第4話 ヴァンパイアの予行演習


「ふん、さぁ、どうだかな?

 入るぞ」

 と、川本先生。

 大概、失礼だよなー。


「すみません、僕、担当なんで、先に入ります。準備しときますんで、5つ数えたら入ってきてください」

「ふん」

 そう鼻から息を吹き出して、川本先生、腕組みをした。

 僕、顔つきだけは神妙にして、一足先にエリアに入ったよ。

 まぁ、いい。

 ちょうどいい予行演習だ。



 相当に薄暗い。

 で、壁は作ったけど他にはなにもないので、がらんと広い。教室の3分の1弱の広さだからね。

 そして、そこにはすでに、子牛ほどの大きさのジェヴォーダンの獣がこっちを睨んでいた。


 あらためて思うよ。

 大きくてしなやかで、美しくて怖い。

 僕は、その背に身を寄せると、一気に霧になった。



 数秒後、川本先生が入ってきた。

 エリアの即席のドアを、外から誰かが閉めた。

 一気に部屋が暗くなる。


「おい、これがなんだって言うんだ?」

 そう言って数歩、歩く。

 その後ろで、僕、実体化した。


 川本先生、さらに数歩前に進んで、それからやっと僕たちの気配に気がついたみたい。

 びくって、肩がそばだたせられた。

 恐怖で、うなじがちりちりしているはずだ。


 でも、相当に鈍いよなぁ。

 センセ、あんたジャングルだったら狩られて喰われる役だよ。


 ぎぎぎって、ゆっくり首が回って、こちらを向く。

 真っ先に目に入ったのは、巨大な牙だったはず。


 すとんって、川本先生の位置が低くなった。

 腰が抜けたんだ。

 申し訳ないんだけど、「ざまぁ」って思っちゃったよ。

 ま、中学校の先生がさ、自分が学校で猛獣に喰われるってシチュエーションなんて、想定したことがないだろうからね。

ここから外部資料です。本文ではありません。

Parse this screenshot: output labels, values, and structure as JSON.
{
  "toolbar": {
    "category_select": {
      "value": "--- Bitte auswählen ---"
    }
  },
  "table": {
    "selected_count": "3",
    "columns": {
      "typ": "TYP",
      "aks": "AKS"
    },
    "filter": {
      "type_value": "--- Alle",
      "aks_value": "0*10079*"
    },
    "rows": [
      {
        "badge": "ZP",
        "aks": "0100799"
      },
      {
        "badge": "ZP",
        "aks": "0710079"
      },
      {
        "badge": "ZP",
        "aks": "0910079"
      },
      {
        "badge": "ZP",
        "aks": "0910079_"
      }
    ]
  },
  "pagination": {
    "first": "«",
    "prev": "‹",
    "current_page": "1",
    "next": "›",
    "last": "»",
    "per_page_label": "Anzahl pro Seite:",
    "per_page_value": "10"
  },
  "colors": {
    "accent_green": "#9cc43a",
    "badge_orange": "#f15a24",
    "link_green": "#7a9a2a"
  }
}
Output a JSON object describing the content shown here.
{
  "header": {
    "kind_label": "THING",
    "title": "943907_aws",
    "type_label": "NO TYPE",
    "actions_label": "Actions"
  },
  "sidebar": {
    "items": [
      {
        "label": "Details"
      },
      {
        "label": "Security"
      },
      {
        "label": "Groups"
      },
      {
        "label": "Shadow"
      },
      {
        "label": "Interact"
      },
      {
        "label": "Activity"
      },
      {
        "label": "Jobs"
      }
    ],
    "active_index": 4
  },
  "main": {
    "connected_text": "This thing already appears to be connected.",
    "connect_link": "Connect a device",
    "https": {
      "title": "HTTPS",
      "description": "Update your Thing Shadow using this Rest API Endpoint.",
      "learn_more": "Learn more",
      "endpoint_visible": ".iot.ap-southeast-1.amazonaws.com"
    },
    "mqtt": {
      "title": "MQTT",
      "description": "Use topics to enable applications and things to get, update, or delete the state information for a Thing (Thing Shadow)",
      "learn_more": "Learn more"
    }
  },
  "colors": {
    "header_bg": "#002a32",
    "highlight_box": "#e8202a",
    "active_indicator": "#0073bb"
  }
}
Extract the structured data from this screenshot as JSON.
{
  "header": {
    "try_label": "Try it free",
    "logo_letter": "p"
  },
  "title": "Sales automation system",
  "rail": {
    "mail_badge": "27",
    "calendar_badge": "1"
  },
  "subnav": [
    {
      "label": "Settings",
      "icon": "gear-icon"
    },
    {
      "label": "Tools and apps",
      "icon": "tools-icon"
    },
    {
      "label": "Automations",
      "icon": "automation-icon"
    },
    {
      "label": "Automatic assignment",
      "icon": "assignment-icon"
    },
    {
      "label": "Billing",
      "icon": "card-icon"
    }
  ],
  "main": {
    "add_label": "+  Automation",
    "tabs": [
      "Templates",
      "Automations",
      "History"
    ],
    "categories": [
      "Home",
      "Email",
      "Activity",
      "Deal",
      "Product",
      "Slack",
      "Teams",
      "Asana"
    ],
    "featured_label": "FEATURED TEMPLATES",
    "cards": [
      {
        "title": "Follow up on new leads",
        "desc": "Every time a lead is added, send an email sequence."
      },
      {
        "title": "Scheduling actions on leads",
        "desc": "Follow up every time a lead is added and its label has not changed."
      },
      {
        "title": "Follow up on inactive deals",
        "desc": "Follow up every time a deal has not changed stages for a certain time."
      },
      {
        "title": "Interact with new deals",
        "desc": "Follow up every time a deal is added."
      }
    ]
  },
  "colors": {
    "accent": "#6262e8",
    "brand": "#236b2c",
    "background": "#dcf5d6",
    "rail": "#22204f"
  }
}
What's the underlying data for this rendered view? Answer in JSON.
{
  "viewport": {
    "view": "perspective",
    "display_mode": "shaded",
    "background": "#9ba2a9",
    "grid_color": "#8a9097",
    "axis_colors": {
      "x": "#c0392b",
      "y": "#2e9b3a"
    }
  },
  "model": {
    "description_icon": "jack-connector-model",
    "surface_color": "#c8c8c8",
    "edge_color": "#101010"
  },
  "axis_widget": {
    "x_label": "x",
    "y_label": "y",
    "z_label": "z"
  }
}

 僕の腰ぐらいの高さで、目玉が飛び出ている川本先生の顔に、僕は自分の顔をゆっくりと近づける。

 赤く光る眼、銀色の長い牙、

 さあ、普段は隠している僕の本当の顔だ。


「漏らすな」

 まずは、そう耳元でつぶやく。

 僕の命令は絶対だ。

 そもそもここでおしっこ漏らされたら、誰が掃除すると思っているんだ。絶対、僕なんだからな。瑠奈は絶対に掃除しないぞ。

 ったくもー、最低のマッチポンプだ。


 かくかく。

 かくかく。

 かくかくかくかくかくかくかくかくかくかくかくかくかくかくかくかく。

 川本先生、必死で頷いている。

「立って、ここから出ていってください。

 もう、ツマラナイことを言うんじゃありません」

 さらにつぶやき足す。


 先生、ほとんど膝立ちのまま、四つん這いを織り交ぜて駆け出していった。

 器用なもんだなぁ。



 で……。

 僕と瑠奈、中途半端に人間に戻ってから、後を追った。


 川本先生、展示エリアの真ん中で、真っ青になって震えていた。

 で、クラスのみんながそれを取り囲んでいる。

「先生、どうでしたか?

 コウモリの翼を付けた僕と、尻尾を付けただけの内川さんですよ。

 怖かったですか?」

「ひあっ!!」

 あーあ、声が裏返っちゃったよ。


「やだなぁ、単なる広い空間で、想像力が増すようにしてやると、人はススキだって幽霊に見えることの実証なんです」

「ほらほら、尻尾尻尾!」

 瑠奈がそう言って、(実は自前の)尻尾を体の前に回して、両手で振ってみせる。なんか、めちゃくちゃ可愛い。

 僕も、(実は作り物の)背中のコウモリの翼をぱたぱたと動かす。

 瑠奈と同じことができるかと思ったら、できなかった。中途半端に翼を生やしたら、腕がなくなっちゃったんだ。だから、黒いビニール傘を切って作ったんだよ。